Mimi Chusid

The Divinity School is pleased to announce a public lecture by Mimi Chusid: "Saving the Dead: Women, Buddhism, and Images of Hell in Japanese Religious Art and Practice."

Wednesday February 8, 4:30pm, Common Room (1st floor).

In Japan, Buddhist conceptions of hell have long served as fertile ground for the creation of fantastic imagery that brings the unknown to life. Scholars have noted that these illustrations often mirror the vivid descriptions of postmortem tortures found in The Essentials of Rebirth (Ōjōyōshū), a text completed in 985 by the monk Genshin that commanded a wide elite readership in the following centuries. A fourteenth-century set of paintings preserved in the Idemitsu Museum of Arts however complicates this assertion and calls into question the relationship between The Essentials and pictorial representations of hell. Even though inscriptions quoting this manuscript are found in four places throughout paintings, many of the pictured scenes do not, in fact, have corresponding textual descriptions. In this talk, I aim to develop a framework for understanding the Idemitsu paintings relative to the people who produced and used them. By investigating how these images operated within the purviews of artists, patrons, and practitioners—the three groups of people responsible for their production and reception—I arrive at unexpected conclusions, including that the Idemitsu paintings were produced for the salvation of women, and for deceased mothers in particular.  

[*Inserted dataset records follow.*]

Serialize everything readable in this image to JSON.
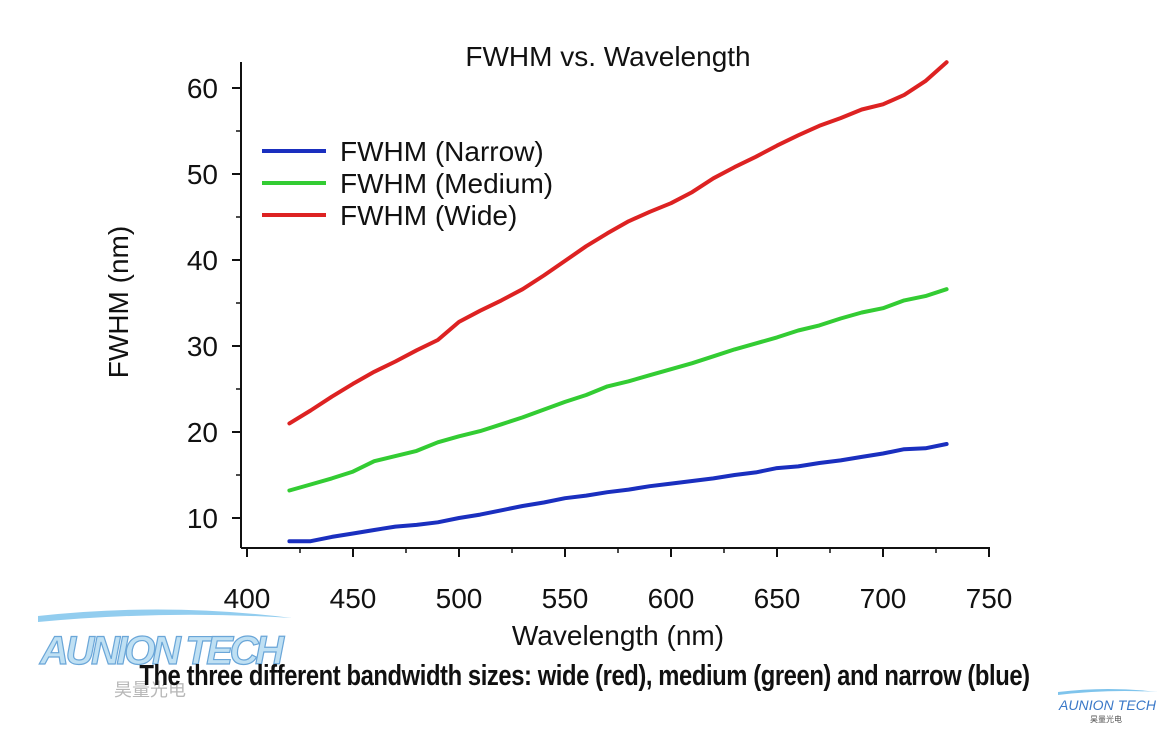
{
  "chart_data": {
    "type": "line",
    "title": "FWHM vs. Wavelength",
    "xlabel": "Wavelength (nm)",
    "ylabel": "FWHM (nm)",
    "xlim": [
      400,
      750
    ],
    "ylim": [
      6.5,
      63
    ],
    "x_ticks": [
      400,
      450,
      500,
      550,
      600,
      650,
      700,
      750
    ],
    "y_ticks": [
      10,
      20,
      30,
      40,
      50,
      60
    ],
    "grid": false,
    "legend_position": "top-left",
    "x": [
      420,
      430,
      440,
      450,
      460,
      470,
      480,
      490,
      500,
      510,
      520,
      530,
      540,
      550,
      560,
      570,
      580,
      590,
      600,
      610,
      620,
      630,
      640,
      650,
      660,
      670,
      680,
      690,
      700,
      710,
      720,
      730
    ],
    "series": [
      {
        "name": "FWHM (Narrow)",
        "color": "#1a2fbf",
        "values": [
          7.3,
          7.3,
          7.8,
          8.2,
          8.6,
          9.0,
          9.2,
          9.5,
          10.0,
          10.4,
          10.9,
          11.4,
          11.8,
          12.3,
          12.6,
          13.0,
          13.3,
          13.7,
          14.0,
          14.3,
          14.6,
          15.0,
          15.3,
          15.8,
          16.0,
          16.4,
          16.7,
          17.1,
          17.5,
          18.0,
          18.1,
          18.6
        ]
      },
      {
        "name": "FWHM (Medium)",
        "color": "#33cc33",
        "values": [
          13.2,
          13.9,
          14.6,
          15.4,
          16.6,
          17.2,
          17.8,
          18.8,
          19.5,
          20.1,
          20.9,
          21.7,
          22.6,
          23.5,
          24.3,
          25.3,
          25.9,
          26.6,
          27.3,
          28.0,
          28.8,
          29.6,
          30.3,
          31.0,
          31.8,
          32.4,
          33.2,
          33.9,
          34.4,
          35.3,
          35.8,
          36.6
        ]
      },
      {
        "name": "FWHM (Wide)",
        "color": "#dd2222",
        "values": [
          21.0,
          22.5,
          24.1,
          25.6,
          27.0,
          28.2,
          29.5,
          30.7,
          32.8,
          34.1,
          35.3,
          36.6,
          38.2,
          39.9,
          41.6,
          43.1,
          44.5,
          45.6,
          46.6,
          47.9,
          49.5,
          50.8,
          52.0,
          53.3,
          54.5,
          55.6,
          56.5,
          57.5,
          58.1,
          59.2,
          60.8,
          63.0
        ]
      }
    ]
  },
  "caption": "The three different bandwidth sizes: wide (red), medium (green) and narrow (blue)",
  "logo": {
    "brand": "AUNION TECH",
    "subtitle": "昊量光电"
  }
}
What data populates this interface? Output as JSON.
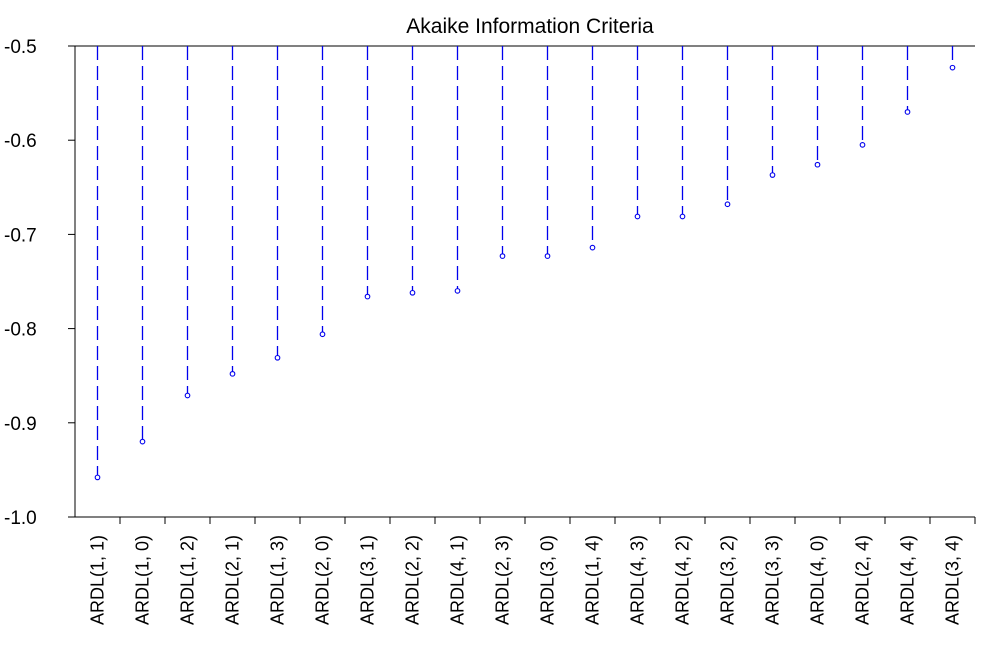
{
  "chart_data": {
    "type": "scatter",
    "style": "dropline",
    "title": "Akaike Information Criteria",
    "xlabel": "",
    "ylabel": "",
    "ylim": [
      -1.0,
      -0.5
    ],
    "yticks": [
      "-0.5",
      "-0.6",
      "-0.7",
      "-0.8",
      "-0.9",
      "-1.0"
    ],
    "ytick_values": [
      -0.5,
      -0.6,
      -0.7,
      -0.8,
      -0.9,
      -1.0
    ],
    "grid": false,
    "color": "#0000ee",
    "categories": [
      "ARDL(1, 1)",
      "ARDL(1, 0)",
      "ARDL(1, 2)",
      "ARDL(2, 1)",
      "ARDL(1, 3)",
      "ARDL(2, 0)",
      "ARDL(3, 1)",
      "ARDL(2, 2)",
      "ARDL(4, 1)",
      "ARDL(2, 3)",
      "ARDL(3, 0)",
      "ARDL(1, 4)",
      "ARDL(4, 3)",
      "ARDL(4, 2)",
      "ARDL(3, 2)",
      "ARDL(3, 3)",
      "ARDL(4, 0)",
      "ARDL(2, 4)",
      "ARDL(4, 4)",
      "ARDL(3, 4)"
    ],
    "values": [
      -0.958,
      -0.92,
      -0.871,
      -0.848,
      -0.831,
      -0.806,
      -0.766,
      -0.762,
      -0.76,
      -0.723,
      -0.723,
      -0.714,
      -0.681,
      -0.681,
      -0.668,
      -0.637,
      -0.626,
      -0.605,
      -0.57,
      -0.523
    ]
  }
}
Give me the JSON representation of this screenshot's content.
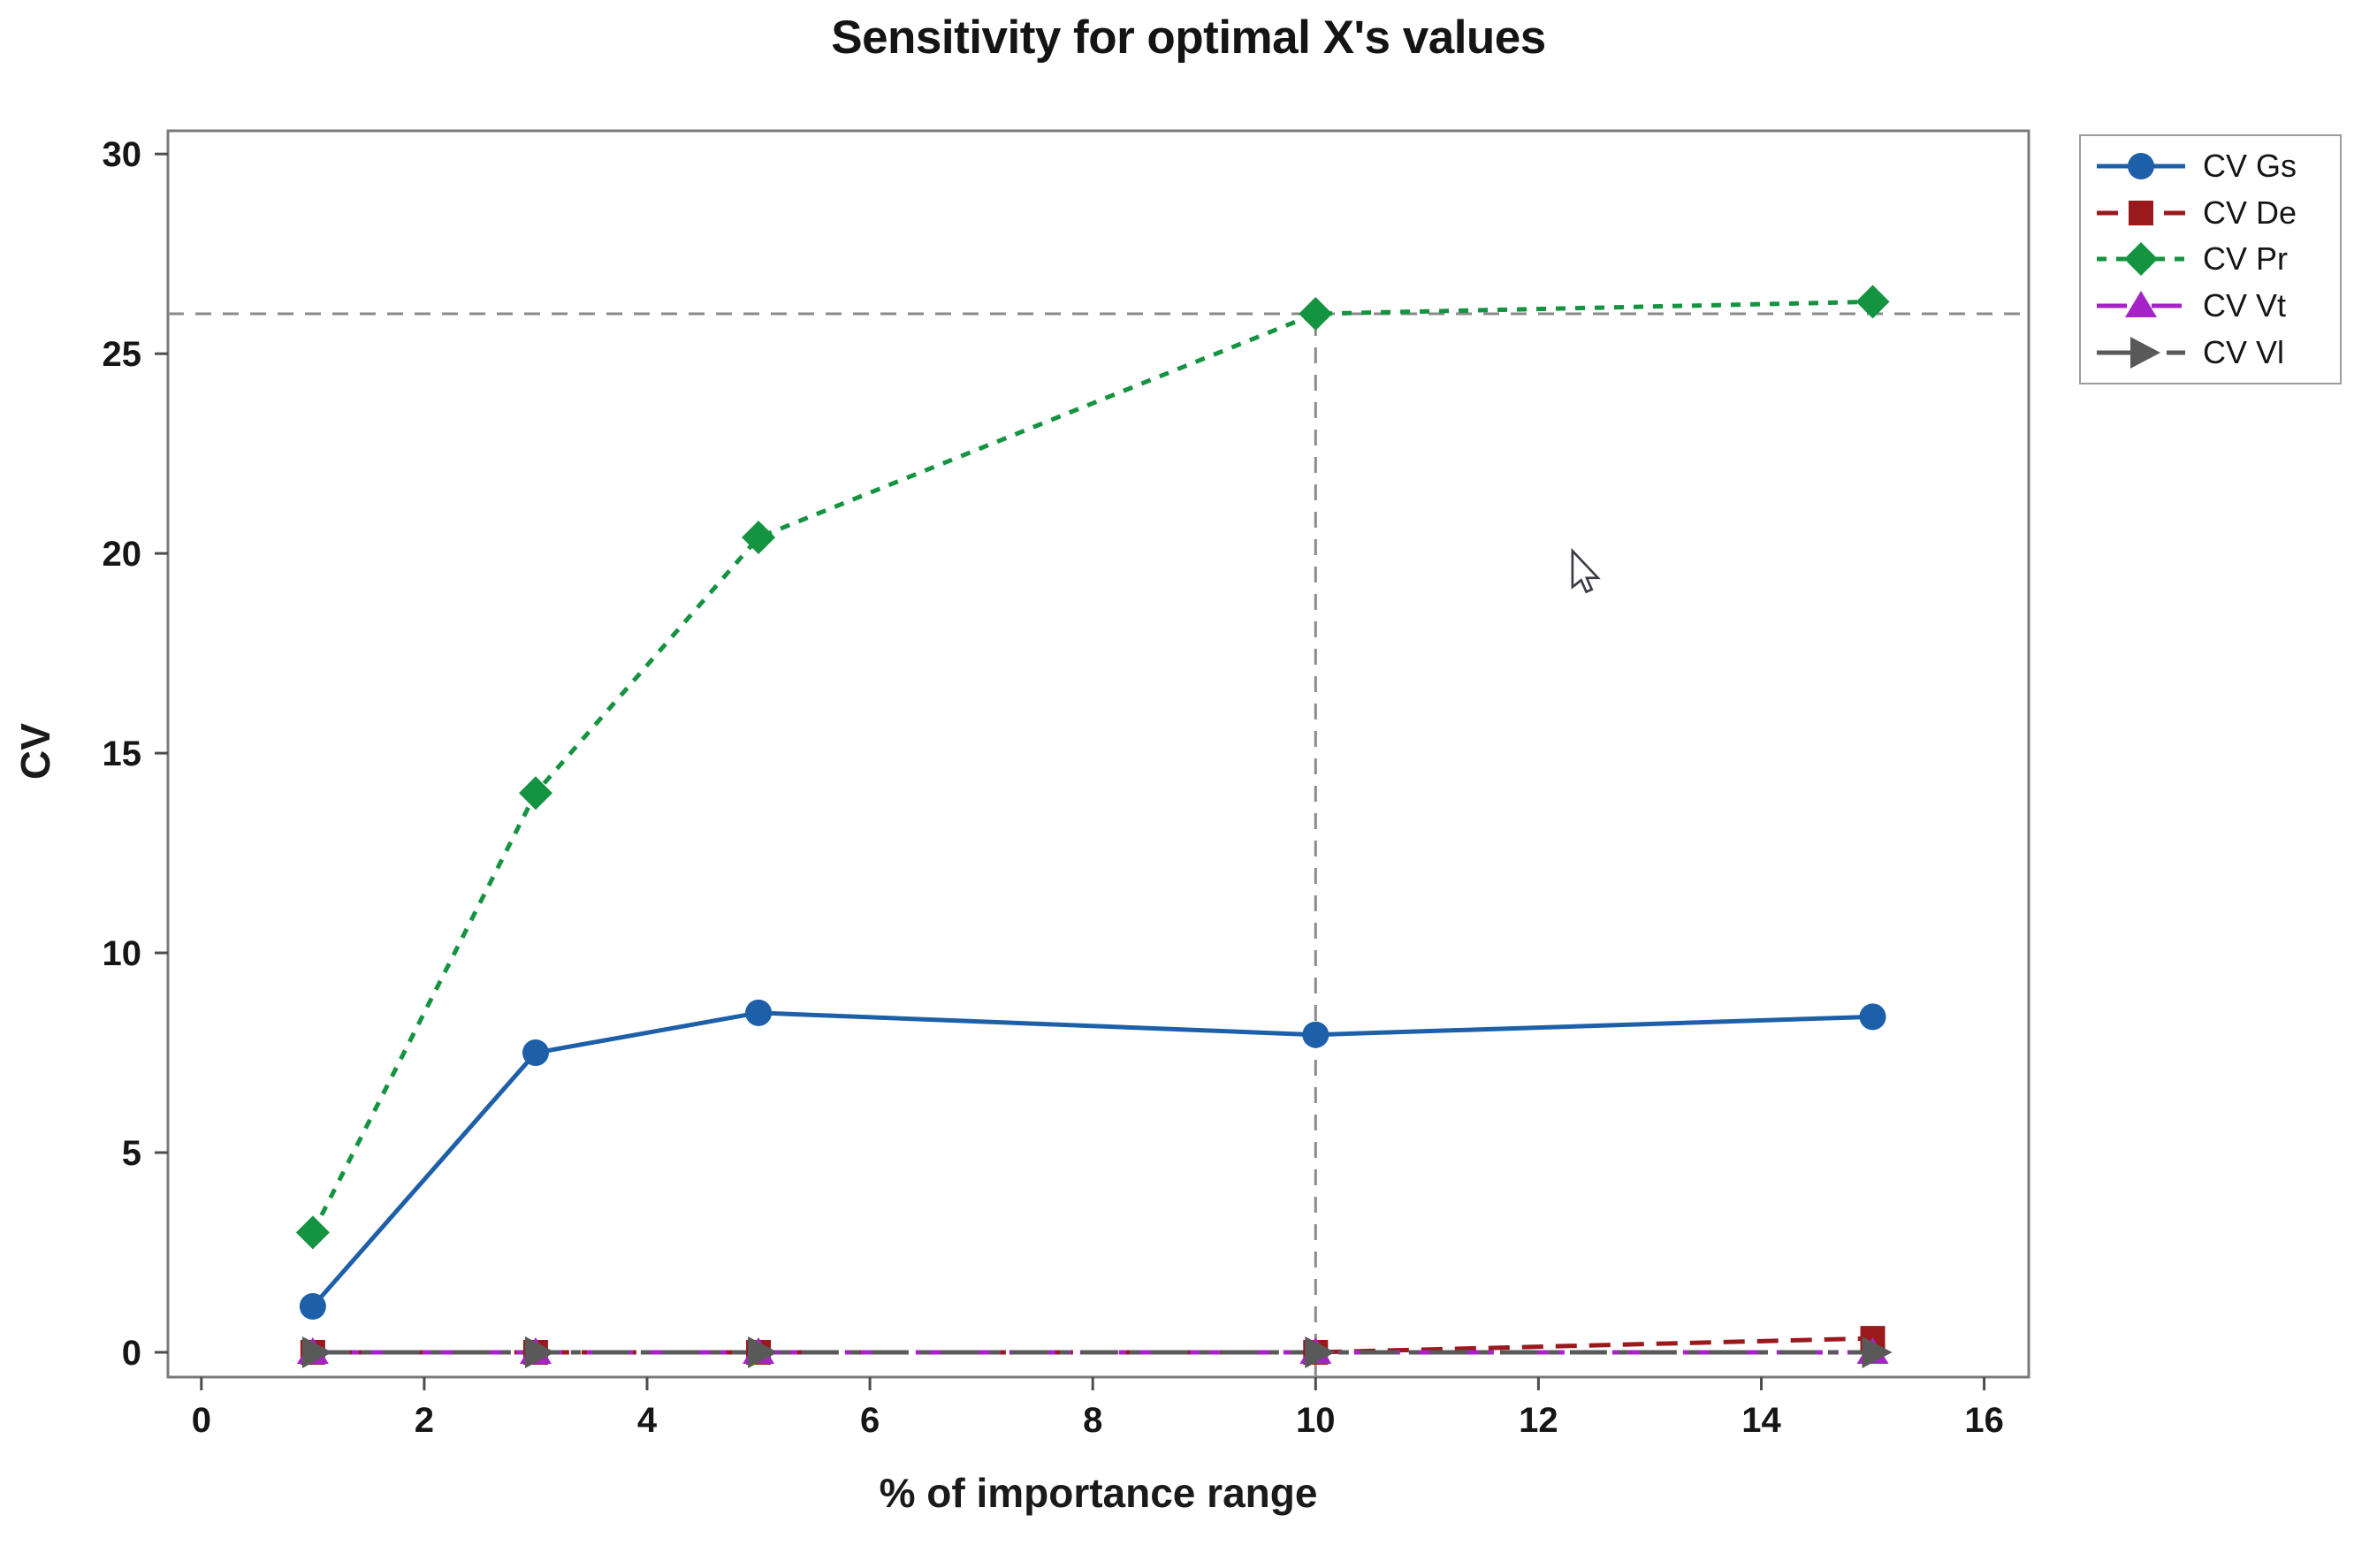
{
  "chart_data": {
    "type": "line",
    "title": "Sensitivity for optimal X's values",
    "xlabel": "% of importance range",
    "ylabel": "CV",
    "x_ticks": [
      0,
      2,
      4,
      6,
      8,
      10,
      12,
      14,
      16
    ],
    "y_ticks": [
      0,
      5,
      10,
      15,
      20,
      25,
      30
    ],
    "xlim": [
      -0.3,
      16.4
    ],
    "ylim": [
      -0.62,
      30.58
    ],
    "grid": false,
    "legend_position": "outside-top-right",
    "x": [
      1,
      3,
      5,
      10,
      15
    ],
    "series": [
      {
        "name": "CV Gs",
        "color": "#1d5fa9",
        "marker": "circle",
        "line_style": "solid",
        "values": [
          1.15,
          7.5,
          8.5,
          7.95,
          8.4
        ]
      },
      {
        "name": "CV De",
        "color": "#99191d",
        "marker": "square",
        "line_style": "dash",
        "values": [
          0,
          0,
          0,
          0,
          0.35
        ]
      },
      {
        "name": "CV Pr",
        "color": "#149340",
        "marker": "diamond",
        "line_style": "dot",
        "values": [
          3.0,
          14.0,
          20.4,
          26.0,
          26.3
        ]
      },
      {
        "name": "CV Vt",
        "color": "#a623c8",
        "marker": "triangle-up",
        "line_style": "dash-dot",
        "values": [
          0,
          0,
          0,
          0,
          0
        ]
      },
      {
        "name": "CV Vl",
        "color": "#595959",
        "marker": "triangle-right",
        "line_style": "long-dash-dot",
        "values": [
          0,
          0,
          0,
          0,
          0
        ]
      }
    ],
    "reference_lines": [
      {
        "orientation": "horizontal",
        "value": 26,
        "style": "dash",
        "color": "#8a8a8a"
      },
      {
        "orientation": "vertical",
        "value": 10,
        "style": "dash",
        "color": "#8a8a8a"
      }
    ]
  },
  "cursor": {
    "icon": "mouse-arrow-cursor"
  }
}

Miriam (Mimi) Chusid is Assistant Professor in the Division of Art History at The University of Washington. She specializes in premodern Japanese Buddhism and its visual culture. Her interests include relationships between art, ritual, and text; the role of women in the production and reception of religious images; Buddhist materialities; and the place of conservation in art historical inquiry. She is currently an assistant professor at the University of Washington and is completing a book manuscript that examines the emergence in the thirteenth century of pictures of Buddhist hell used in rituals to benefit the dead.